According to the critical interpretation of the Biblical data, the Kenites were a clan settled on the southern border of Judah, originally more advanced in arts than the Hebrews, and from whom the latter learned much. They supposedly migrated from southern Asia. In the time of David the Kenites were finally settled among the tribe of Judah. Their eponymous ancestor may have been Cain (Kain), to whose descendants the Jahwist in Genesis iv. attributes the invention of the art of working bronze and iron, the use of instruments of music, etc. Sayce has implied that the Kenites were a tribe of smiths—a view to which Jahwist's statements would lend support.

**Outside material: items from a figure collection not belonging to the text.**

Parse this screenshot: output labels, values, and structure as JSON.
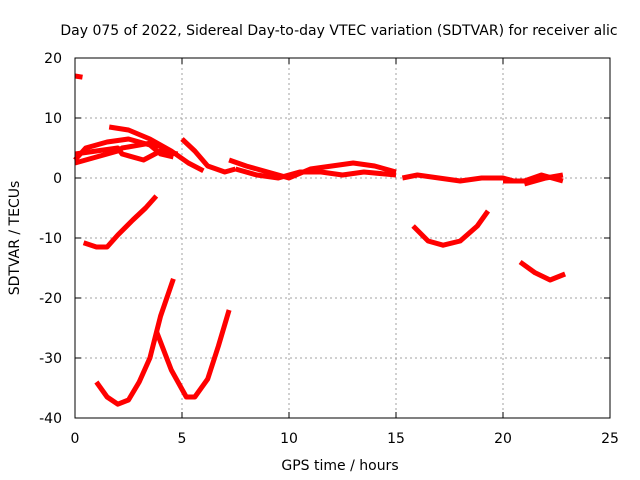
{
  "chart_data": {
    "type": "line",
    "title": "Day 075 of 2022, Sidereal Day-to-day VTEC variation (SDTVAR) for receiver alic",
    "xlabel": "GPS time / hours",
    "ylabel": "SDTVAR / TECUs",
    "xlim": [
      0,
      25
    ],
    "ylim": [
      -40,
      20
    ],
    "x_ticks": [
      0,
      5,
      10,
      15,
      20,
      25
    ],
    "y_ticks": [
      -40,
      -30,
      -20,
      -10,
      0,
      10,
      20
    ],
    "grid": true,
    "series_color": "#ff0000",
    "series": [
      {
        "name": "s1",
        "points": [
          [
            0.0,
            17.0
          ],
          [
            0.35,
            16.8
          ]
        ]
      },
      {
        "name": "s2",
        "points": [
          [
            0.0,
            3.0
          ],
          [
            0.5,
            5.0
          ],
          [
            1.5,
            6.0
          ],
          [
            2.5,
            6.5
          ],
          [
            3.5,
            5.5
          ],
          [
            4.0,
            4.0
          ],
          [
            4.6,
            3.5
          ]
        ]
      },
      {
        "name": "s3",
        "points": [
          [
            0.0,
            4.0
          ],
          [
            1.0,
            4.5
          ],
          [
            2.0,
            5.0
          ],
          [
            2.2,
            4.0
          ],
          [
            3.2,
            3.0
          ],
          [
            4.0,
            4.5
          ],
          [
            4.8,
            4.0
          ]
        ]
      },
      {
        "name": "s4",
        "points": [
          [
            0.0,
            2.5
          ],
          [
            1.0,
            3.5
          ],
          [
            2.0,
            4.5
          ],
          [
            2.2,
            5.0
          ],
          [
            3.5,
            5.8
          ],
          [
            4.2,
            5.0
          ]
        ]
      },
      {
        "name": "s5",
        "points": [
          [
            1.6,
            8.5
          ],
          [
            2.5,
            8.0
          ],
          [
            3.5,
            6.5
          ],
          [
            4.5,
            4.5
          ],
          [
            5.3,
            2.5
          ],
          [
            6.0,
            1.2
          ]
        ]
      },
      {
        "name": "s6",
        "points": [
          [
            5.0,
            6.5
          ],
          [
            5.6,
            4.5
          ],
          [
            6.2,
            2.0
          ],
          [
            7.0,
            1.0
          ],
          [
            7.5,
            1.5
          ]
        ]
      },
      {
        "name": "s7",
        "points": [
          [
            7.2,
            3.0
          ],
          [
            8.0,
            2.0
          ],
          [
            9.0,
            1.0
          ],
          [
            10.0,
            0.0
          ],
          [
            11.0,
            1.5
          ],
          [
            12.0,
            2.0
          ],
          [
            13.0,
            2.5
          ],
          [
            14.0,
            2.0
          ],
          [
            15.0,
            1.0
          ]
        ]
      },
      {
        "name": "s8",
        "points": [
          [
            7.5,
            1.5
          ],
          [
            8.5,
            0.5
          ],
          [
            9.5,
            0.0
          ],
          [
            10.5,
            1.0
          ],
          [
            11.5,
            1.0
          ],
          [
            12.5,
            0.5
          ],
          [
            13.5,
            1.0
          ],
          [
            15.0,
            0.5
          ]
        ]
      },
      {
        "name": "s9",
        "points": [
          [
            15.3,
            0.0
          ],
          [
            16.0,
            0.5
          ],
          [
            17.0,
            0.0
          ],
          [
            18.0,
            -0.5
          ],
          [
            19.0,
            0.0
          ],
          [
            20.0,
            0.0
          ],
          [
            20.5,
            -0.5
          ]
        ]
      },
      {
        "name": "s10",
        "points": [
          [
            20.0,
            -0.5
          ],
          [
            21.0,
            -0.5
          ],
          [
            21.8,
            0.5
          ],
          [
            22.3,
            0.0
          ],
          [
            22.8,
            -0.5
          ]
        ]
      },
      {
        "name": "s11",
        "points": [
          [
            21.0,
            -1.0
          ],
          [
            22.0,
            0.0
          ],
          [
            22.8,
            0.5
          ]
        ]
      },
      {
        "name": "s12",
        "points": [
          [
            0.4,
            -10.8
          ],
          [
            1.0,
            -11.5
          ],
          [
            1.5,
            -11.5
          ],
          [
            2.0,
            -9.5
          ],
          [
            2.7,
            -7.0
          ],
          [
            3.3,
            -5.0
          ],
          [
            3.8,
            -3.0
          ]
        ]
      },
      {
        "name": "s13",
        "points": [
          [
            15.8,
            -8.0
          ],
          [
            16.5,
            -10.5
          ],
          [
            17.2,
            -11.2
          ],
          [
            18.0,
            -10.5
          ],
          [
            18.8,
            -8.0
          ],
          [
            19.3,
            -5.5
          ]
        ]
      },
      {
        "name": "s14",
        "points": [
          [
            20.8,
            -14.0
          ],
          [
            21.5,
            -15.8
          ],
          [
            22.2,
            -17.0
          ],
          [
            22.9,
            -16.0
          ]
        ]
      },
      {
        "name": "s15",
        "points": [
          [
            1.0,
            -34.0
          ],
          [
            1.5,
            -36.5
          ],
          [
            2.0,
            -37.7
          ],
          [
            2.5,
            -37.0
          ],
          [
            3.0,
            -34.0
          ],
          [
            3.5,
            -30.0
          ],
          [
            4.0,
            -23.0
          ],
          [
            4.6,
            -16.8
          ]
        ]
      },
      {
        "name": "s16",
        "points": [
          [
            3.8,
            -25.5
          ],
          [
            4.5,
            -32.0
          ],
          [
            5.2,
            -36.5
          ],
          [
            5.6,
            -36.5
          ],
          [
            6.2,
            -33.5
          ],
          [
            6.7,
            -28.0
          ],
          [
            7.2,
            -22.0
          ]
        ]
      }
    ]
  }
}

Jethro, priest of Midian, and father-in-law of Moses, it is written in the Hebrew scriptures, to have been a Kenite, but merely live in the land of Cannan and the Midianites. This may indicate that the Kenites originally formed part of the Midianite tribe or tribes, but the truth may also be obscured by the translation and traditions. The Bible may even describe an initiation of Moses and Aaron by Jethro into the worship of YHWH. Several modern scholars believe, in consequence of this statement, that Yhwh was the deity of Jethro, and that from Jethro through the agency of Moses his worship passed to the Israelites. This view, first proposed by F. W. Ghillany, afterward independently by Cornelis Petrus Tiele, and more fully by Stade, has been more completely worked out by Karl Budde; and is accepted by H. Guthe, Gerrit Wildeboer, H. P. Smith, and G. A. Barton.